What our town has is unique: The library is more a reading room than a repository with technological aids; more a literary salon – although a loosely structured one – than a hushed space with little interaction among patrons.

Our library is located on the second floor of a solid brick building. On the lower level are a fudge shop and drugstore.

As you ascend to the second level from the door on the street, the smell of fudge and caramel permeates the stairwell. And just across the street is a cookie bakery, so that reading and sweet food are forever linked in the minds of patrons.

During my lifetime, I've been a card-carrying member of several small-town libraries – some adjoined to police stations, some to firehouses. But the best library combo is with a fudge shop.

The two women who alternate as librarians know nearly everyone who comes through the double doors. Instead of keeping a card in their possession, patrons have a card that remains in the drawer at the circulation desk.

When I moved to the area, I became No. 15,821. No number is ever retired, no card thrown out. When a book is checked out, the card in the sleeve at the back is slipped out and the borrower's number and due date written there. One of the librarians has come across book cards with her number (a three-digit one) and due dates in 1939.

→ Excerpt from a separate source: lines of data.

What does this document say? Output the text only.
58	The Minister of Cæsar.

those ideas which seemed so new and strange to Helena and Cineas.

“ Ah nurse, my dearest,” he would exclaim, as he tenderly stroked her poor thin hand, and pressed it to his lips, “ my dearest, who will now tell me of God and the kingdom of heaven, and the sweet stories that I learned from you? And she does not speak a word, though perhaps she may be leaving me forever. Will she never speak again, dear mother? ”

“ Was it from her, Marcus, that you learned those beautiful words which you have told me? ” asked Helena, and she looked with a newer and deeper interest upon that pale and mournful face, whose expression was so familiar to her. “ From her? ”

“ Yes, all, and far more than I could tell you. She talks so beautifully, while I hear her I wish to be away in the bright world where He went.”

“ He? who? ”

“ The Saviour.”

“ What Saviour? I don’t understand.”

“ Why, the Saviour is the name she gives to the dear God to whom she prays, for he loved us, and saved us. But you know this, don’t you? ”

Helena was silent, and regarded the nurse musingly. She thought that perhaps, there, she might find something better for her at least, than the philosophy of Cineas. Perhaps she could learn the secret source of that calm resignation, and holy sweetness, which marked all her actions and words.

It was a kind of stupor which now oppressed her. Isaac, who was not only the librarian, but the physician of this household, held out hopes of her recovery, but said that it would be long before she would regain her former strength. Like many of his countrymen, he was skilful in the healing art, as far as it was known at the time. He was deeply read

When I've visited some of the lovely new libraries in nearby counties, I've been reminded of the supermarket experience of choosing your "product" and checking it out, or standing in line to have it checked out at a counter where the library employee is unlikely to comment on your choices.

These new libraries have high-ceilinged foyers, marble floors, intricate wood molding, and clerestory windows. But they don't have the patina of the past, the décor of nostalgia that calls one back to childhood Saturday mornings spent in a library.

Do these new public facilities with banks of computers have a faded globe on its stand, radiators hissing softly beneath the tall windows that look out on a wedge of harbor, or a sculpture of a cougar?

Do they have a grouping of chairs that resembles parlor furniture from the early 20th century? And do they have that object that is all but extinct: a card catalog with narrow oak drawers holding thousands of 3-by-5-inch cards?